Ohio school districts are in the middle of making major changes to how public school teachers are evaluated. The changes come amid a national push to make teacher evaluation actually count. That means using it to help teachers improve and to tie performance to how teachers are paid and whether they keep their jobs.
How important is this change to teachers and principals? So important that about 2,500 of them will descend upon Columbus tomorrow for a conference on what the new evaluations will look like and what they mean.
Among the lessons they may take away:
- At least half of a teacher’s evaluation must be based on how much students improve over the course of the school year. But there are several ways to do that.
- There are legal issues attached to how teachers are evaluated, including the threat of lawsuits.

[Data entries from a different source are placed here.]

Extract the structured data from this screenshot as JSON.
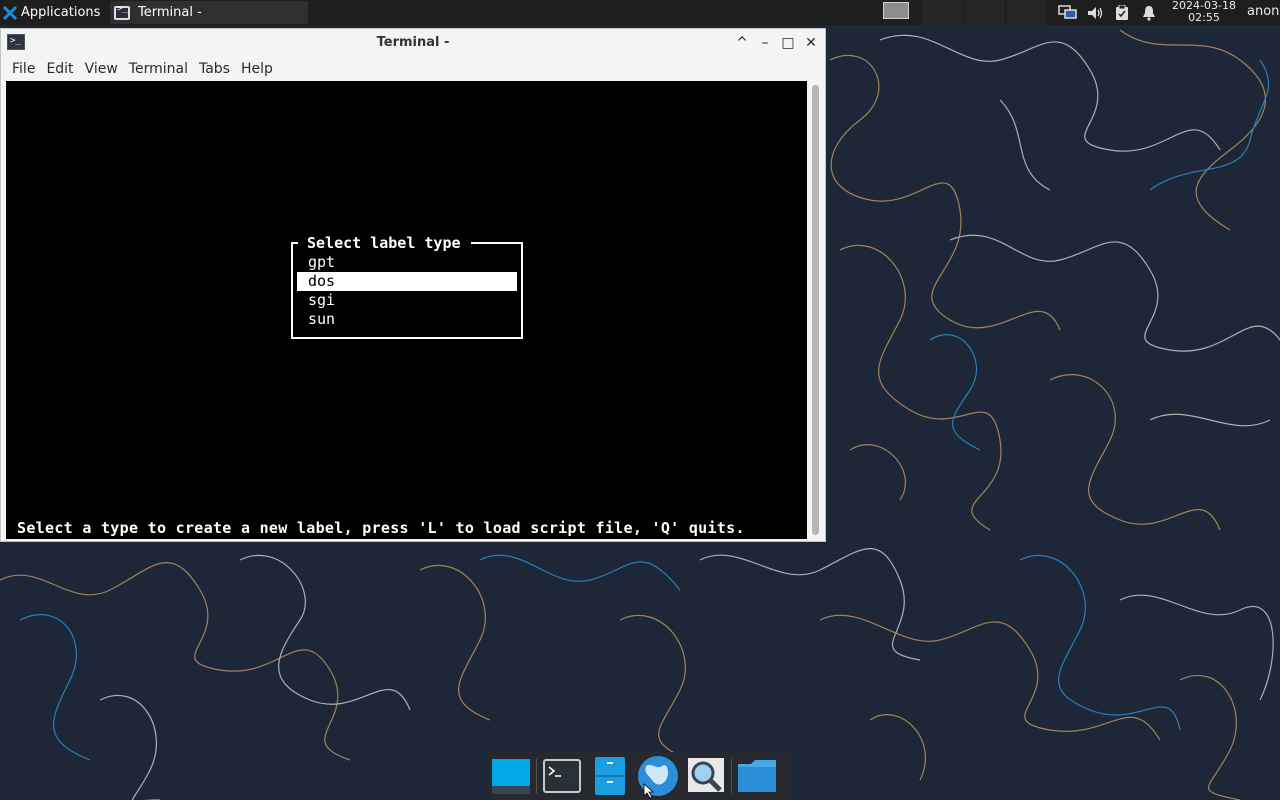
{
  "panel": {
    "apps_label": "Applications",
    "task_title": "Terminal -",
    "clock_date": "2024-03-18",
    "clock_time": "02:55",
    "user": "anon"
  },
  "window": {
    "title": "Terminal -",
    "controls": [
      "^",
      "–",
      "□",
      "✕"
    ],
    "menu": [
      "File",
      "Edit",
      "View",
      "Terminal",
      "Tabs",
      "Help"
    ]
  },
  "terminal": {
    "dialog_title": "Select label type",
    "options": [
      "gpt",
      "dos",
      "sgi",
      "sun"
    ],
    "selected_option": "dos",
    "status": "Select a type to create a new label, press 'L' to load script file, 'Q' quits."
  },
  "dock": {
    "items": [
      "show-desktop-icon",
      "terminal-icon",
      "file-manager-icon",
      "web-browser-icon",
      "app-finder-icon",
      "folder-icon"
    ]
  },
  "colors": {
    "panel_bg": "#1e1e1e",
    "wallpaper_bg": "#1d2737",
    "wallpaper_line_gold": "#b89460",
    "wallpaper_line_blue": "#2f8fcf",
    "accent": "#00a8e8"
  }
}
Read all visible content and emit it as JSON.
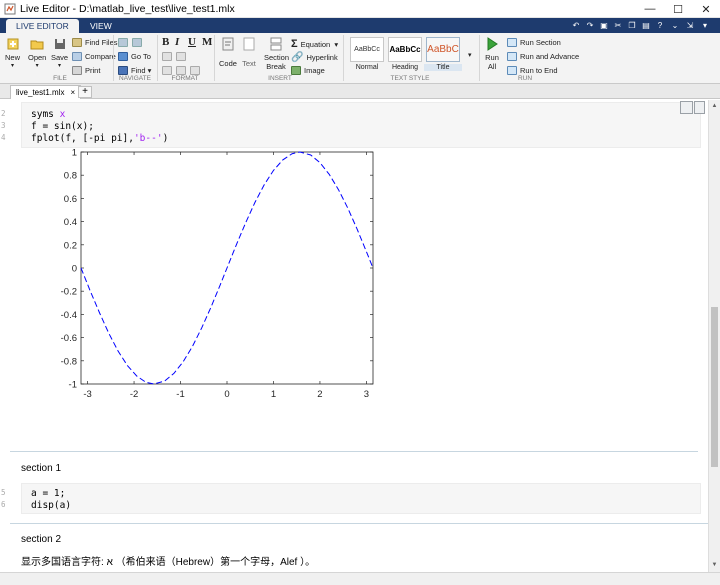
{
  "window": {
    "title": "Live Editor - D:\\matlab_live_test\\live_test1.mlx",
    "minimize": "—",
    "maximize": "☐",
    "close": "✕"
  },
  "ribbon_tabs": [
    "LIVE EDITOR",
    "VIEW"
  ],
  "ribbon": {
    "file": {
      "new": "New",
      "open": "Open",
      "save": "Save",
      "find_files": "Find Files",
      "compare": "Compare",
      "print": "Print",
      "label": "FILE"
    },
    "navigate": {
      "go_to": "Go To",
      "find": "Find",
      "label": "NAVIGATE"
    },
    "format": {
      "bold": "B",
      "italic": "I",
      "underline": "U",
      "mono": "M",
      "label": "FORMAT"
    },
    "insert": {
      "code": "Code",
      "text": "Text",
      "section_break": "Section Break",
      "equation": "Equation",
      "hyperlink": "Hyperlink",
      "image": "Image",
      "label": "INSERT"
    },
    "text_style": {
      "sample": "AaBbCc",
      "title_sample": "AaBbC",
      "normal": "Normal",
      "heading": "Heading",
      "title": "Title",
      "label": "TEXT STYLE"
    },
    "run": {
      "run_all": "Run All",
      "run_section": "Run Section",
      "run_and_advance": "Run and Advance",
      "run_to_end": "Run to End",
      "label": "RUN"
    }
  },
  "doc_tab": {
    "name": "live_test1.mlx",
    "close": "×",
    "add": "+"
  },
  "code1": {
    "lines": [
      {
        "num": "2",
        "code": "syms ",
        "var": "x"
      },
      {
        "num": "3",
        "code": "f = sin(x);"
      },
      {
        "num": "4",
        "code": "fplot(f, [-pi pi],",
        "str": "'b--'",
        "end": ")"
      }
    ]
  },
  "section1": {
    "title": "section 1",
    "lines": [
      {
        "num": "5",
        "code": "a = 1;"
      },
      {
        "num": "6",
        "code": "disp(a)"
      }
    ]
  },
  "section2": {
    "title": "section 2",
    "text": "显示多国语言字符: א （希伯来语（Hebrew）第一个字母，Alef ）。"
  },
  "colors": {
    "line": "#0000ff",
    "ribbon_blue": "#1e3b6e"
  },
  "chart_data": {
    "type": "line",
    "function": "sin(x)",
    "line_style": "dashed",
    "xlim": [
      -3.14159,
      3.14159
    ],
    "ylim": [
      -1,
      1
    ],
    "xticks": [
      -3,
      -2,
      -1,
      0,
      1,
      2,
      3
    ],
    "yticks": [
      -1,
      -0.8,
      -0.6,
      -0.4,
      -0.2,
      0,
      0.2,
      0.4,
      0.6,
      0.8,
      1
    ],
    "xticklabels": [
      "-3",
      "-2",
      "-1",
      "0",
      "1",
      "2",
      "3"
    ],
    "yticklabels": [
      "-1",
      "-0.8",
      "-0.6",
      "-0.4",
      "-0.2",
      "0",
      "0.2",
      "0.4",
      "0.6",
      "0.8",
      "1"
    ],
    "series": [
      {
        "x": [
          -3.1416,
          -2.9416,
          -2.7416,
          -2.5416,
          -2.3416,
          -2.1416,
          -1.9416,
          -1.7416,
          -1.5708,
          -1.3416,
          -1.1416,
          -0.9416,
          -0.7416,
          -0.5416,
          -0.3416,
          -0.1416,
          0,
          0.2,
          0.4,
          0.6,
          0.8,
          1.0,
          1.2,
          1.4,
          1.5708,
          1.8,
          2.0,
          2.2,
          2.4,
          2.6,
          2.8,
          3.0,
          3.1416
        ],
        "y": [
          0,
          -0.199,
          -0.388,
          -0.565,
          -0.718,
          -0.842,
          -0.932,
          -0.986,
          -1,
          -0.974,
          -0.909,
          -0.808,
          -0.675,
          -0.515,
          -0.335,
          -0.141,
          0,
          0.199,
          0.389,
          0.565,
          0.717,
          0.841,
          0.932,
          0.985,
          1,
          0.974,
          0.909,
          0.808,
          0.675,
          0.516,
          0.335,
          0.141,
          0
        ]
      }
    ],
    "grid": false
  }
}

- Teachers and districts are touchy about how the public and the media talk about teacher evaluations. Some other states have passed new laws to ensure that individual teacher ratings cannot be publicly released.
- The intent of the new teacher evaluation policy is to identify where teachers are doing well, and where they need help to improve. That could mean the end of one-size-fits-all professional development sessions.
- By the start of next school year, all math and reading teachers in grades four through eight will receive “value added” reports. Those reports will show the teachers–and their principals–whether they’re teaching their students a year’s worth of content, no matter at what level the students start off the school year. It also means educators will be able to identify which teachers are falling short, and which ones are knocking it out of the park.